なぜ世界は「日本の軽自動車」を真似し始めたのか? 欧州「30モデル以上」消失の小型車市場、制度変化が生む新たな市場構造とは
高価格・大型化に傾倒してきたEV市場の前提が崩れつつある。欧州が2025年秋の導入を睨む新区分「M1e」は目標価格約280万円。米国の規制緩和や日本の軽EVの隆盛も含め、世界は日本の「軽」に近い超小型枠へ急旋回している。背景にある中価格帯の空白と、新制度がもたらす地殻変動を構造的にひも解く。
中価格帯EVの深刻な空白

これまでのEVは、高価格帯に寄った展開が中心だった。その背景には、バッテリー自体の価格の高さに加え、安全基準の強化や排出規制の厳しさ、開発費の増加がある。
本来であれば、生産量の拡大により価格は下がるはずだが、希少金属や銅の価格動向も影響し、コストが下がるペースには限りがある。こうした事情から、自動車メーカーは中価格帯以下のEVを積極的に出す判断をしにくい状況にある。

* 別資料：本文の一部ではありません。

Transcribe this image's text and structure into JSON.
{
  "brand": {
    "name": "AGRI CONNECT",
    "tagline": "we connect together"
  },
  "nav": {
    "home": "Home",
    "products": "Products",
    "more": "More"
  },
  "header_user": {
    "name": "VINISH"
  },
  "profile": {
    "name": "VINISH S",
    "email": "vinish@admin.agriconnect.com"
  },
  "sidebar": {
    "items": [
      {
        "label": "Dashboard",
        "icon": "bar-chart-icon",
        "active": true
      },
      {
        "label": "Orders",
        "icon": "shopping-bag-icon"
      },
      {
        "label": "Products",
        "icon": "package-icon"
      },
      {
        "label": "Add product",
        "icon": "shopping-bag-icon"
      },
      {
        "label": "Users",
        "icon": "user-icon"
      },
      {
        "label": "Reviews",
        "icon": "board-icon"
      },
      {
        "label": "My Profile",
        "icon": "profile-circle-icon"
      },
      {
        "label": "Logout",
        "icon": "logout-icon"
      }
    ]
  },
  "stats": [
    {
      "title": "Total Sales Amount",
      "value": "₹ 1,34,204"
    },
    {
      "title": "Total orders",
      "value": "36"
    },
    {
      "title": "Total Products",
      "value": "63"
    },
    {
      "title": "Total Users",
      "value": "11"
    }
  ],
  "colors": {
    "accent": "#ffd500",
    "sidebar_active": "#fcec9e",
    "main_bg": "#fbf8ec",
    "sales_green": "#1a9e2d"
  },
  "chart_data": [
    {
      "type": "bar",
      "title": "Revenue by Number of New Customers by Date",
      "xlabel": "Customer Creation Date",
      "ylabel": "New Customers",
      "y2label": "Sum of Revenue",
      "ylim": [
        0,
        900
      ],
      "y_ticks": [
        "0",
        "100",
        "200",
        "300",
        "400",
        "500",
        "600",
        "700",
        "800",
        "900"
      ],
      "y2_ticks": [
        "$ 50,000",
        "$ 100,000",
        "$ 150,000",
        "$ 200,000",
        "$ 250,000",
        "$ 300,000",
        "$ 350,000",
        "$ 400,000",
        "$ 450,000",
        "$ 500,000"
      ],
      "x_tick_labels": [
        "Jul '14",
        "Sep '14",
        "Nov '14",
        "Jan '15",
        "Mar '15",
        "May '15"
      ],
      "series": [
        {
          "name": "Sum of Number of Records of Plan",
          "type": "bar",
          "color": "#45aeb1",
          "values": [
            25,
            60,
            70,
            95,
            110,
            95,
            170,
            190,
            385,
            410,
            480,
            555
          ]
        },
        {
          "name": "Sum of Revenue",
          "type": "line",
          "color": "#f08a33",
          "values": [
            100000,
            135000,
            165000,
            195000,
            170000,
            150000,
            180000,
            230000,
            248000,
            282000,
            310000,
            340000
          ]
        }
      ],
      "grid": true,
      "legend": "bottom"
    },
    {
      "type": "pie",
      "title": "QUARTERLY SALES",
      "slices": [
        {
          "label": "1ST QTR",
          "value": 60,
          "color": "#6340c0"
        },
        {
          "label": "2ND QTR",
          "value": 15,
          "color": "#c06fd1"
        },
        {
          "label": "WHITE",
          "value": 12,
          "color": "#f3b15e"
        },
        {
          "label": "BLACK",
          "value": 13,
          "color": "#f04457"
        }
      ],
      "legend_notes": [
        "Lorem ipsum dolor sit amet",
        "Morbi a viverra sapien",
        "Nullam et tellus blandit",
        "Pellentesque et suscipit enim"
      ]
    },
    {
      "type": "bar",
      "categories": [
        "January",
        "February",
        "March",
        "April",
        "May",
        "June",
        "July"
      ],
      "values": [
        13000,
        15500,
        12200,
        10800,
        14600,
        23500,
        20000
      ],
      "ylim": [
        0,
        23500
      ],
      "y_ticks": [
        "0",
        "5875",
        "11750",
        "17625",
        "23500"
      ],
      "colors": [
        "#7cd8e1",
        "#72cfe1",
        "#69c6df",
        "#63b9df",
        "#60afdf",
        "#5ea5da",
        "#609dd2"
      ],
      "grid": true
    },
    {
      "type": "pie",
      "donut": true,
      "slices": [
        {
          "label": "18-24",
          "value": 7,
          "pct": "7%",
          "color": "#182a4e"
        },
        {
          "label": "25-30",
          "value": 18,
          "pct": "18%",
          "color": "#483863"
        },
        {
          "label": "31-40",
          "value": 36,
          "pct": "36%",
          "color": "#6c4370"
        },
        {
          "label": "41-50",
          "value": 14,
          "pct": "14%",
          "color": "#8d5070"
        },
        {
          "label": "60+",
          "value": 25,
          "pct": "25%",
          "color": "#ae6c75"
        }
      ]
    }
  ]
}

日産が欧州でコンパクトEVとして投入した「MICRA」でも、価格は27990ユーロ(約510万円)に達する。利用者の側から見ると、補助金を使った場合でも、走行距離や充電にかかる時間、充電施設の整備状況を合わせて考えると、購入は可能でも割高に感じやすい水準にとどまる。
一方で、自動車メーカーが中価格帯以下のEV投入に慎重になる中、欧州ではコンパクトカーの車種数が10年前と比べて30モデル以上減っている。小型車を求める利用者が十分に満たされないまま、中価格帯EVの不足という問題が残っている。